Держался он на спинах двух приземистых беломраморных слонов. Высокая трегугольная спинка украшена резьбой, увенчана мраморным цветком, из лепестков которого круглится что-то, наподобие папской лысины. Такие же мраморные лысины украшают верхушки колонн-столбиков, что окружают трон.
Низ трона – в резвых кругах с крестами, на боковых стенках низа – какие-то надписи, а на передней – подножии – примостились у ног папы беломраморные орлы. Слоны под троном стоят спокойно и покорно, зато орлы взъерошили крылья, устрашают того, кто приближается, так и готовы сорваться, рвануться навстречу, хищно и безжалостно клюнуть.
Графиня Матильда опередила Евпраксию.

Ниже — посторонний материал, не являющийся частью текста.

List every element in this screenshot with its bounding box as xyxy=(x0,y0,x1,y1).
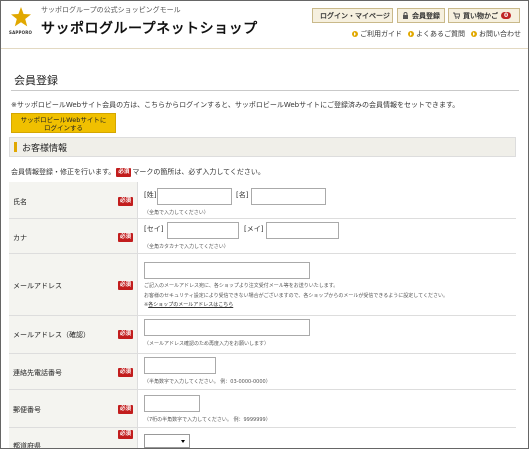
name-label: 氏名 xyxy=(13,198,27,206)
form-label-cell: 郵便番号 必須 xyxy=(9,390,137,427)
cart-count-badge: 0 xyxy=(501,12,512,19)
email-hint-3: ※各ショップのメールアドレスはこちら xyxy=(144,301,233,308)
sei-kana-input[interactable] xyxy=(167,222,239,239)
mei-kana-label: [メイ] xyxy=(244,225,264,233)
email-confirm-label: メールアドレス（確認） xyxy=(13,331,90,339)
kana-label: カナ xyxy=(13,234,27,242)
sapporo-login-label-line1: サッポロビールWebサイトに xyxy=(20,116,107,124)
form-row-name: 氏名 必須 [姓] [名] （全角で入力してください） xyxy=(9,182,516,219)
sapporo-login-notice: ※サッポロビールWebサイト会員の方は、こちらからログインすると、サッポロビール… xyxy=(11,101,460,109)
form-intro: 会員情報登録・修正を行います。 必須 マークの箇所は、必ず入力してください。 xyxy=(11,167,265,177)
phone-input[interactable] xyxy=(144,357,216,374)
login-mypage-button[interactable]: ログイン・マイページ xyxy=(312,8,393,23)
email-confirm-hint: （メールアドレス確認のため再度入力をお願いします） xyxy=(144,341,270,347)
nav-guide-label: ご利用ガイド xyxy=(360,30,402,38)
mei-label: [名] xyxy=(236,191,249,199)
form-row-prefecture: 都道府県 必須 xyxy=(9,428,516,449)
email-label: メールアドレス xyxy=(13,282,62,290)
postal-label: 郵便番号 xyxy=(13,406,41,414)
logo-wordmark: SAPPORO xyxy=(9,30,33,35)
required-badge: 必須 xyxy=(118,281,134,290)
member-register-label: 会員登録 xyxy=(412,11,440,20)
required-badge: 必須 xyxy=(118,233,134,242)
form-row-email: メールアドレス 必須 ご記入のメールアドレス宛に、各ショップより注文受付メール等… xyxy=(9,254,516,316)
nav-faq-label: よくあるご質問 xyxy=(416,30,465,38)
section-title: お客様情報 xyxy=(22,143,68,154)
sei-label: [姓] xyxy=(144,191,157,199)
section-accent-bar xyxy=(14,142,17,152)
title-divider xyxy=(11,90,519,91)
form-row-kana: カナ 必須 [セイ] [メイ] （全角カタカナで入力してください） xyxy=(9,219,516,254)
mei-kana-input[interactable] xyxy=(266,222,339,239)
intro-text-before: 会員情報登録・修正を行います。 xyxy=(11,168,116,176)
nav-faq-link[interactable]: よくあるご質問 xyxy=(408,29,465,39)
form-row-email-confirm: メールアドレス（確認） 必須 （メールアドレス確認のため再度入力をお願いします） xyxy=(9,316,516,354)
form-value-cell xyxy=(137,428,516,448)
member-form: 氏名 必須 [姓] [名] （全角で入力してください） カナ 必須 [セイ] [… xyxy=(9,182,516,449)
lock-icon xyxy=(403,12,408,19)
email-hint-2: お客様のセキュリティ設定により受信できない場合がございますので、各ショップからの… xyxy=(144,293,449,299)
site-header: SAPPORO サッポログループの公式ショッピングモール サッポログループネット… xyxy=(1,1,528,49)
phone-label: 連絡先電話番号 xyxy=(13,369,62,377)
form-label-cell: カナ 必須 xyxy=(9,219,137,253)
site-tagline: サッポログループの公式ショッピングモール xyxy=(41,6,181,14)
form-row-postal: 郵便番号 必須 （7桁の半角数字で入力してください。 例：9999999） xyxy=(9,390,516,428)
nav-guide-link[interactable]: ご利用ガイド xyxy=(352,29,402,39)
prefecture-select[interactable] xyxy=(144,434,190,448)
cart-button[interactable]: 買い物かご 0 xyxy=(448,8,520,23)
arrow-circle-icon xyxy=(352,31,358,37)
nav-contact-link[interactable]: お問い合わせ xyxy=(471,29,521,39)
nav-contact-label: お問い合わせ xyxy=(479,30,521,38)
required-badge: 必須 xyxy=(118,368,134,377)
page-title: 会員登録 xyxy=(14,74,58,87)
form-value-cell: [セイ] [メイ] （全角カタカナで入力してください） xyxy=(137,219,516,253)
required-badge: 必須 xyxy=(118,330,134,339)
member-register-button[interactable]: 会員登録 xyxy=(397,8,445,23)
postal-input[interactable] xyxy=(144,395,200,412)
arrow-circle-icon xyxy=(471,31,477,37)
form-label-cell: メールアドレス（確認） 必須 xyxy=(9,316,137,353)
form-label-cell: 都道府県 必須 xyxy=(9,428,137,449)
intro-text-after: マークの箇所は、必ず入力してください。 xyxy=(132,168,265,176)
phone-hint: （半角数字で入力してください。 例：03-0000-0000） xyxy=(144,379,271,385)
form-value-cell: ご記入のメールアドレス宛に、各ショップより注文受付メール等をお送りいたします。 … xyxy=(137,254,516,315)
form-label-cell: 氏名 必須 xyxy=(9,182,137,218)
shop-email-list-link[interactable]: 各ショップのメールアドレスはこちら xyxy=(148,302,233,308)
kana-hint: （全角カタカナで入力してください） xyxy=(144,244,229,250)
sei-input[interactable] xyxy=(157,188,232,205)
form-value-cell: [姓] [名] （全角で入力してください） xyxy=(137,182,516,218)
required-badge: 必須 xyxy=(118,197,134,206)
prefecture-label: 都道府県 xyxy=(13,442,41,449)
arrow-circle-icon xyxy=(408,31,414,37)
sapporo-star-logo-icon[interactable] xyxy=(11,7,31,27)
mei-input[interactable] xyxy=(251,188,326,205)
page-frame: SAPPORO サッポログループの公式ショッピングモール サッポログループネット… xyxy=(0,0,529,449)
dropdown-arrow-icon xyxy=(181,440,185,443)
cart-icon xyxy=(453,12,460,19)
email-hint-1: ご記入のメールアドレス宛に、各ショップより注文受付メール等をお送りいたします。 xyxy=(144,283,339,289)
email-input[interactable] xyxy=(144,262,310,279)
form-label-cell: 連絡先電話番号 必須 xyxy=(9,354,137,389)
required-badge: 必須 xyxy=(118,430,134,439)
email-confirm-input[interactable] xyxy=(144,319,310,336)
required-badge: 必須 xyxy=(118,405,134,414)
section-header: お客様情報 xyxy=(9,137,516,157)
sei-kana-label: [セイ] xyxy=(144,225,164,233)
name-hint: （全角で入力してください） xyxy=(144,210,209,216)
cart-label: 買い物かご xyxy=(463,11,498,20)
login-mypage-label: ログイン・マイページ xyxy=(320,11,390,20)
form-value-cell: （メールアドレス確認のため再度入力をお願いします） xyxy=(137,316,516,353)
sapporo-web-login-button[interactable]: サッポロビールWebサイトに ログインする xyxy=(11,113,116,133)
sapporo-login-label-line2: ログインする xyxy=(44,124,83,132)
shop-title[interactable]: サッポログループネットショップ xyxy=(41,18,258,38)
form-value-cell: （7桁の半角数字で入力してください。 例：9999999） xyxy=(137,390,516,427)
form-row-phone: 連絡先電話番号 必須 （半角数字で入力してください。 例：03-0000-000… xyxy=(9,354,516,390)
postal-hint: （7桁の半角数字で入力してください。 例：9999999） xyxy=(144,417,271,423)
form-value-cell: （半角数字で入力してください。 例：03-0000-0000） xyxy=(137,354,516,389)
required-badge: 必須 xyxy=(116,167,132,177)
form-label-cell: メールアドレス 必須 xyxy=(9,254,137,315)
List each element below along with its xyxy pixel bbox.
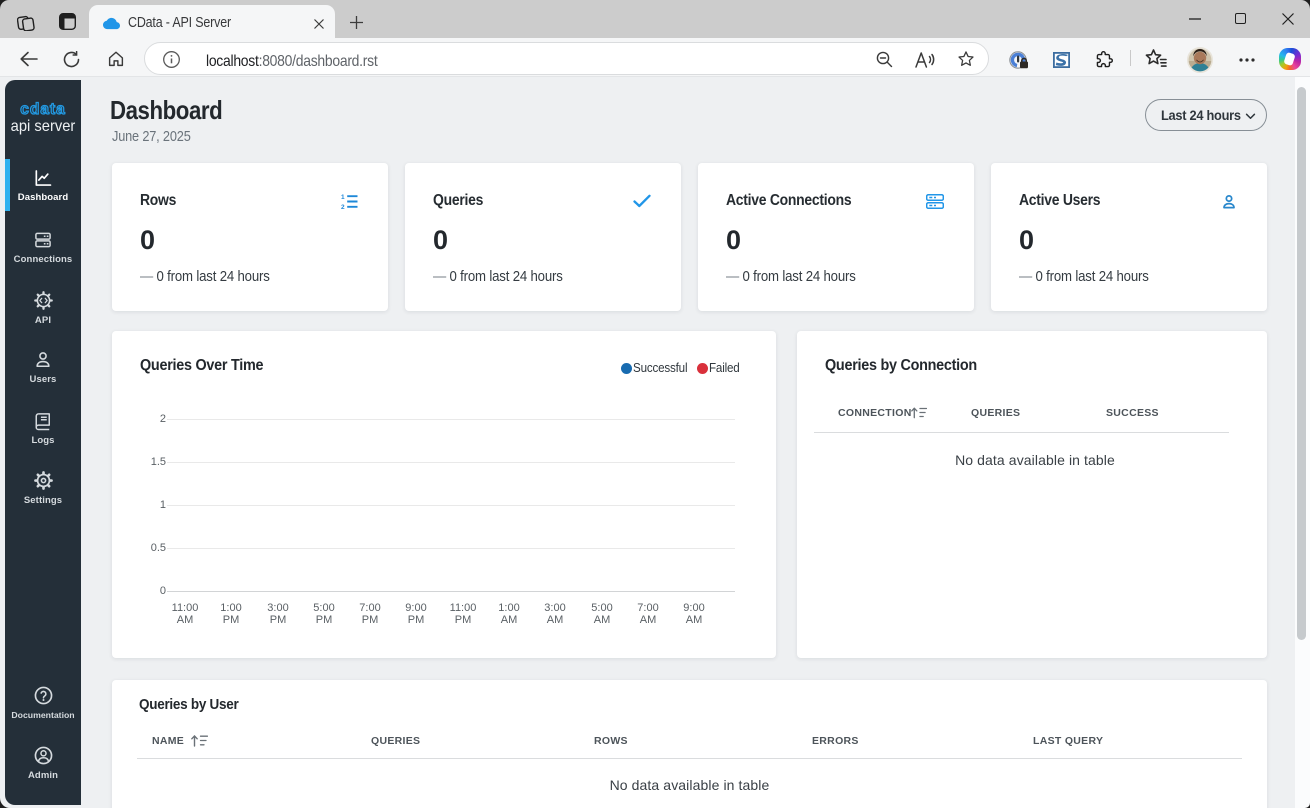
svg-text:1: 1 bbox=[341, 194, 345, 201]
svg-text:2: 2 bbox=[341, 204, 345, 209]
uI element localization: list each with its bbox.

Мелко переступая, почти добежала до трона, пала, прижалась щекой к белой туфле папской, потом закатила темные глаза-кружочки вверх – лицезреть святейшего; тот милостиво наклонился с сиденья, подал руку для поцелуя, попытался улыбнуться сухими узкими губами; в тот же миг увидел своими бесцветными, как у старого орла, глазами Евпраксию. Она стояла за Матильдой, к папской туфле не приникала, не склонялась в покорности.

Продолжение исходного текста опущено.